Und so fing es an: schon beim Betreten der S-Bahn bemerke ich, dass ich meine Kopfhörer vergessen habe. Musik hilft mir beim Entspannen und dabei, Zeit totzuschlagen. Mich schaudert es allein schon beim Gedanken, dass ich die nächsten Augenblicke meines Lebens ohne Ablenkung verbringen muss. Ich suche einen Sitzplatz; um mich herum ist niemand. Ich bin fast allein, nur ich und das schrille Geräusch der Bahn. Als sie gerade in den Untergrund fährt, schüttelt es mich. Es wird dunkel, in wenigen Sekunden würden die Lichter angehen. Drei Minuten sind bisher vergangen, die ersten Gedanken jagen mir wieder hinterher, sie schießen durch mit durch, schnell, obwohl es nur in meinem Kopf ist, habe ich das Gefühl, sie würden Geräusche machen.

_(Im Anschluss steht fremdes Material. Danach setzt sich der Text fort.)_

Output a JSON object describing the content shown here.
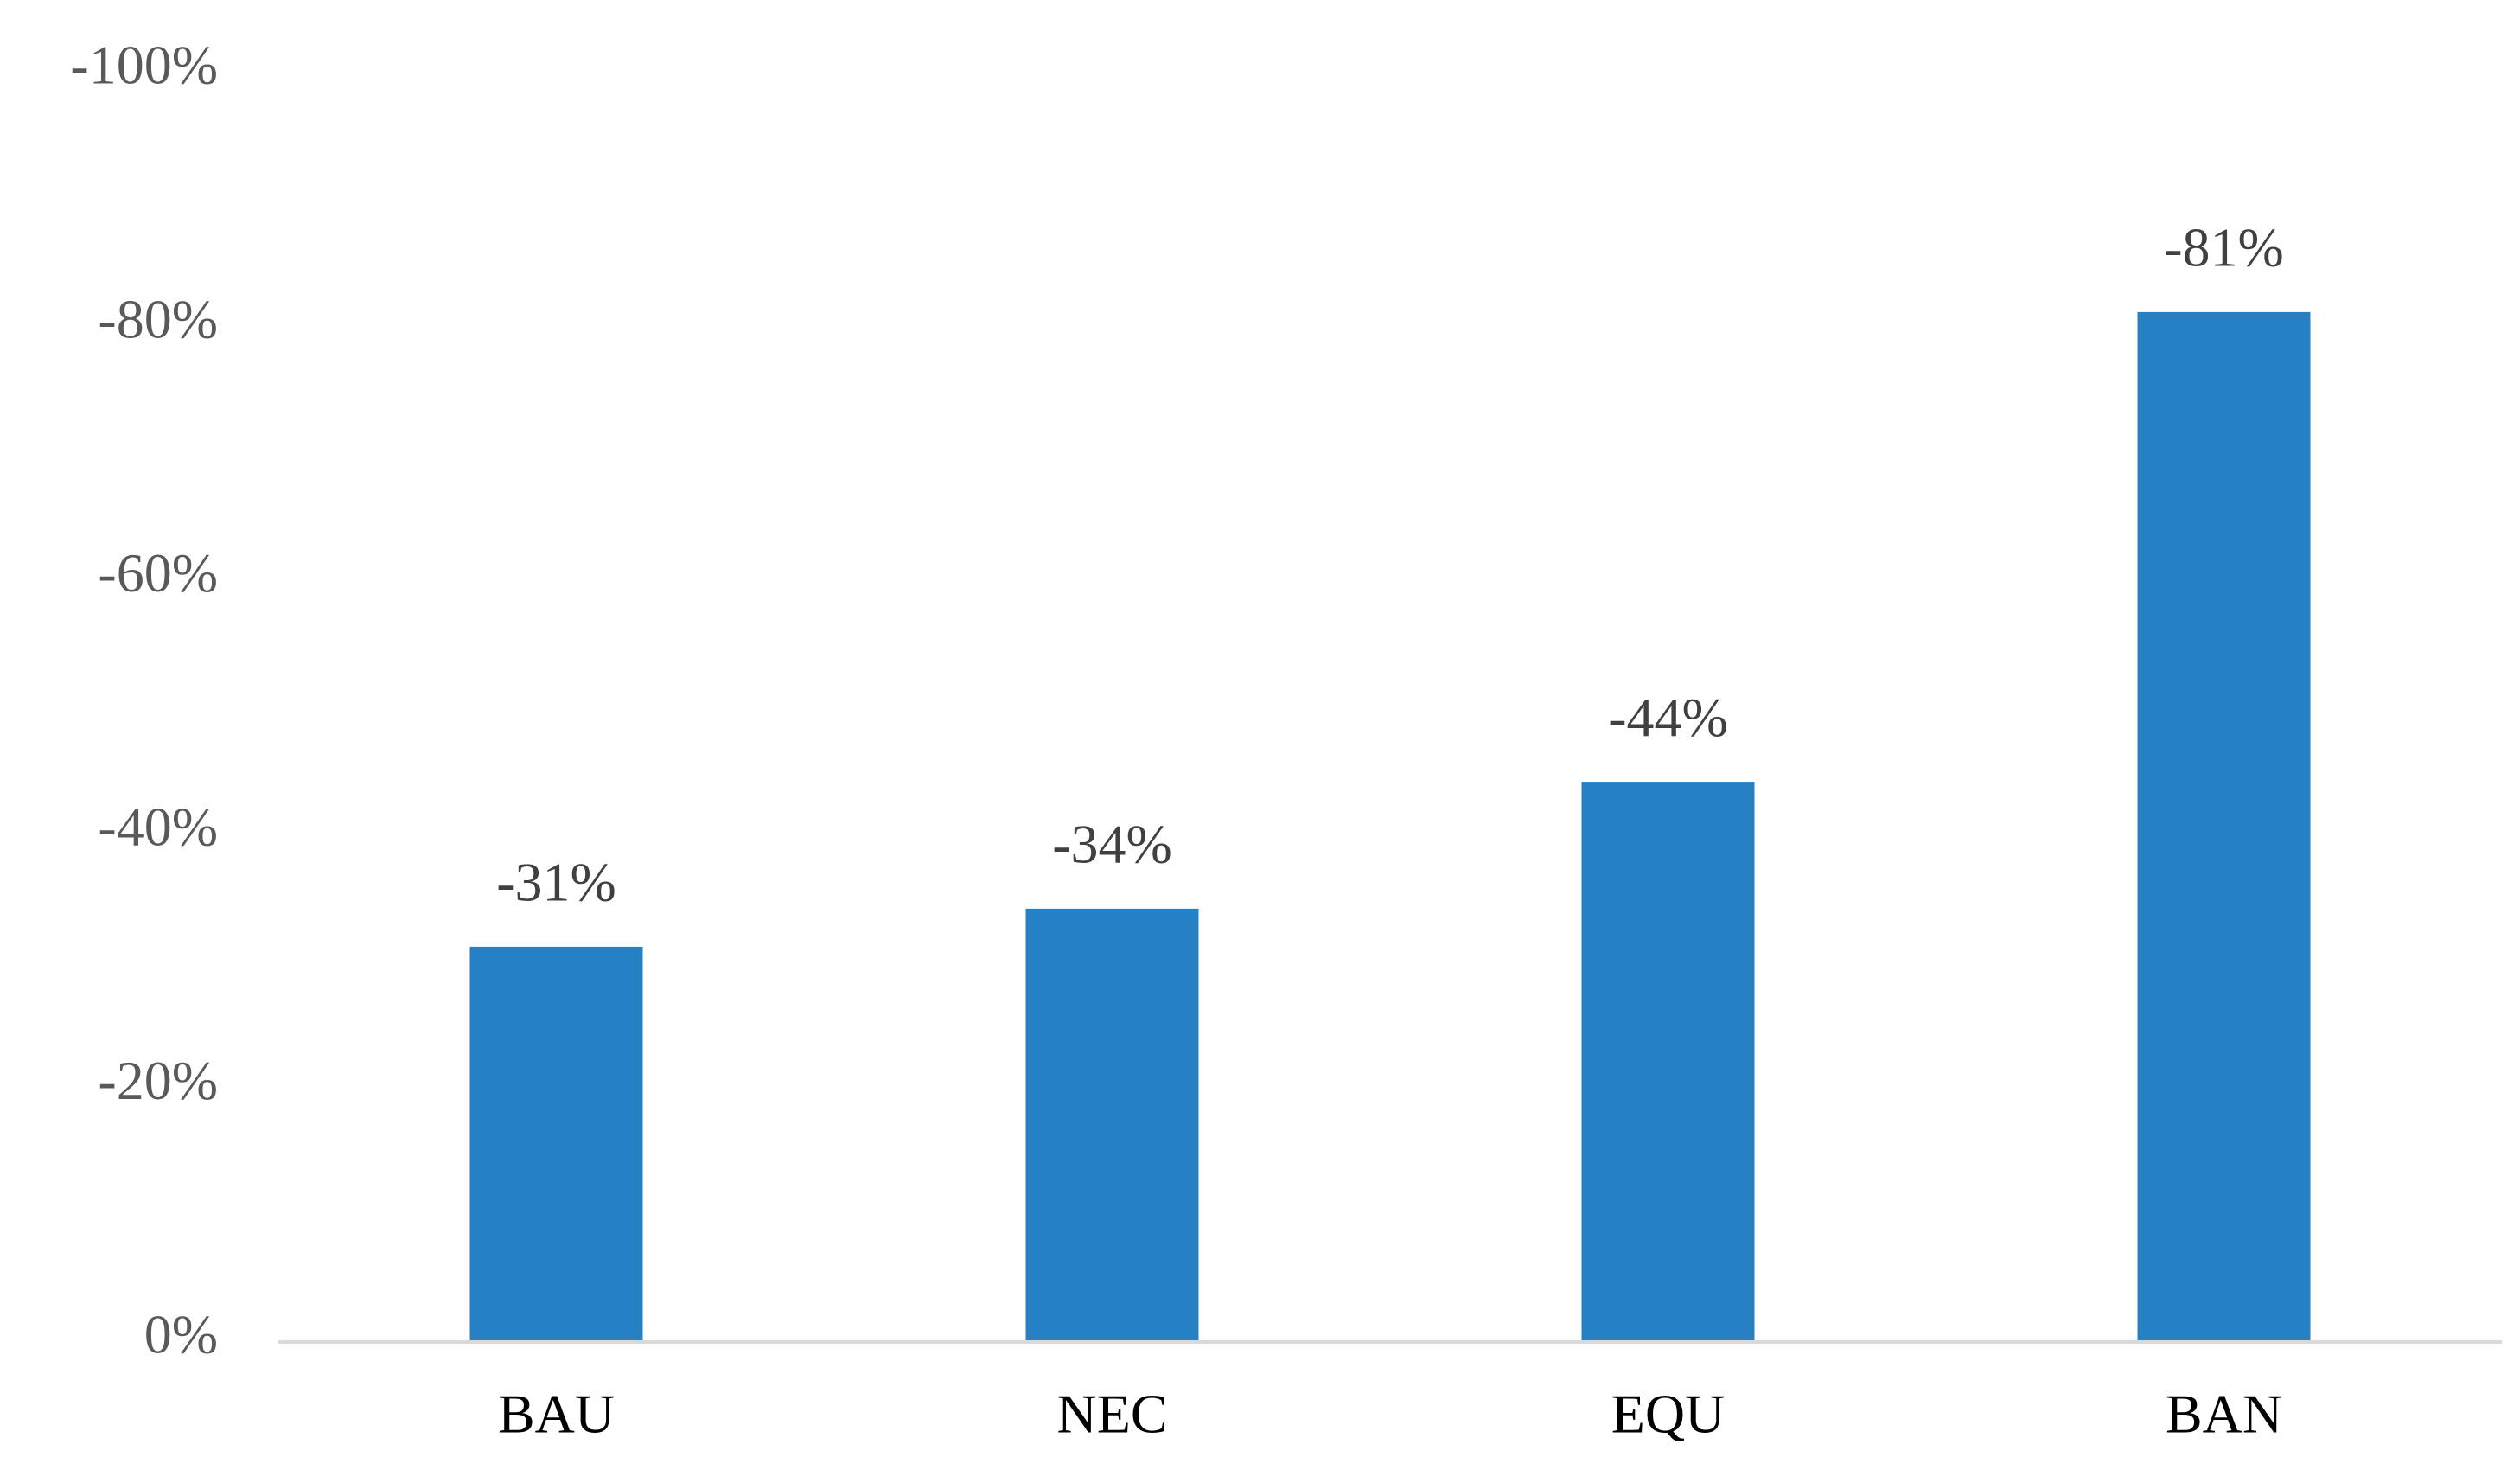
{
  "chart_data": {
    "type": "bar",
    "categories": [
      "BAU",
      "NEC",
      "EQU",
      "BAN"
    ],
    "values": [
      -31,
      -34,
      -44,
      -81
    ],
    "value_labels": [
      "-31%",
      "-34%",
      "-44%",
      "-81%"
    ],
    "color": "#2581c4",
    "ylim": [
      0,
      -100
    ],
    "yticks": [
      {
        "value": 0,
        "label": "0%"
      },
      {
        "value": -20,
        "label": "-20%"
      },
      {
        "value": -40,
        "label": "-40%"
      },
      {
        "value": -60,
        "label": "-60%"
      },
      {
        "value": -80,
        "label": "-80%"
      },
      {
        "value": -100,
        "label": "-100%"
      }
    ],
    "grid": false
  }
}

Sie zischen, sind anstrengend. Bekomme ich wieder Kopfschmerzen? Allein wenn ich schon daran denken muss: Facharbeit-Abgabe in drei Wochen, immer noch keinen Ansatz gefunden; Mathe-Klausur in zwei Wochen, muss noch lernen, bin so aufgeregt; Geschichtsklausur in einer Woche, wie war das nochmal mit der sozialen Frage? Mein Geburtstag steht an, eigentlich ein Moment der Freude, wieso nur verspüre ich keine? Wie komme ich jetzt auf einen klaren Gedanken? Kopfkino, schon wieder. Diesmal von der Beerdigung. Mann, wieso habe ich mich damals so komisch benommen? War aber auch meine erste. Fast ein Jahr ist es schon her, dass sie von uns gegangen ist. Vermisse ich zu wenig? Bin ich nicht traurig genug? Was sind das für Gedanken? Ich muss mich konzentrieren; das liegt alles schon längst hinter mir. Was Einfaches… Ah, stimmt, der Film, den ich zu Ende gucken möchte. Worum ging es da nochmal? Ich sorge mich um alles, aber auch nichts. Warum zur Hölle bin ich immer so müde? Nach der Schule bin ich so erschöpft, als wäre ich einen Marathon gelaufen, wie soll das in Zukunft weitergehen? Ach Zukunft, ich würde lügen, wenn ich sage, dass ich mich nicht fürchten würde. Warum bin ich manchmal so gestresst? Eigentlich läuft doch alles so gut. Verschließe ich mich vor meinem eigenen Glück? Wird es eigentlich irgendwann besser, irgendwann vielleicht? Oft habe ich das Gefühl, als ob alles um mich herum zerbrechen würde. Es ist so heiß, elendig. Wieso habe ich ausgerechnet jetzt meine Kopfhörer vergessen?

Das Licht geht an, endlich! Es strahlt und pikst in den Augen, es sind nur wenige Sekunden vergangen, wieso ist es so anstrengend? Wieso kann ich mich nicht einfach langweilen?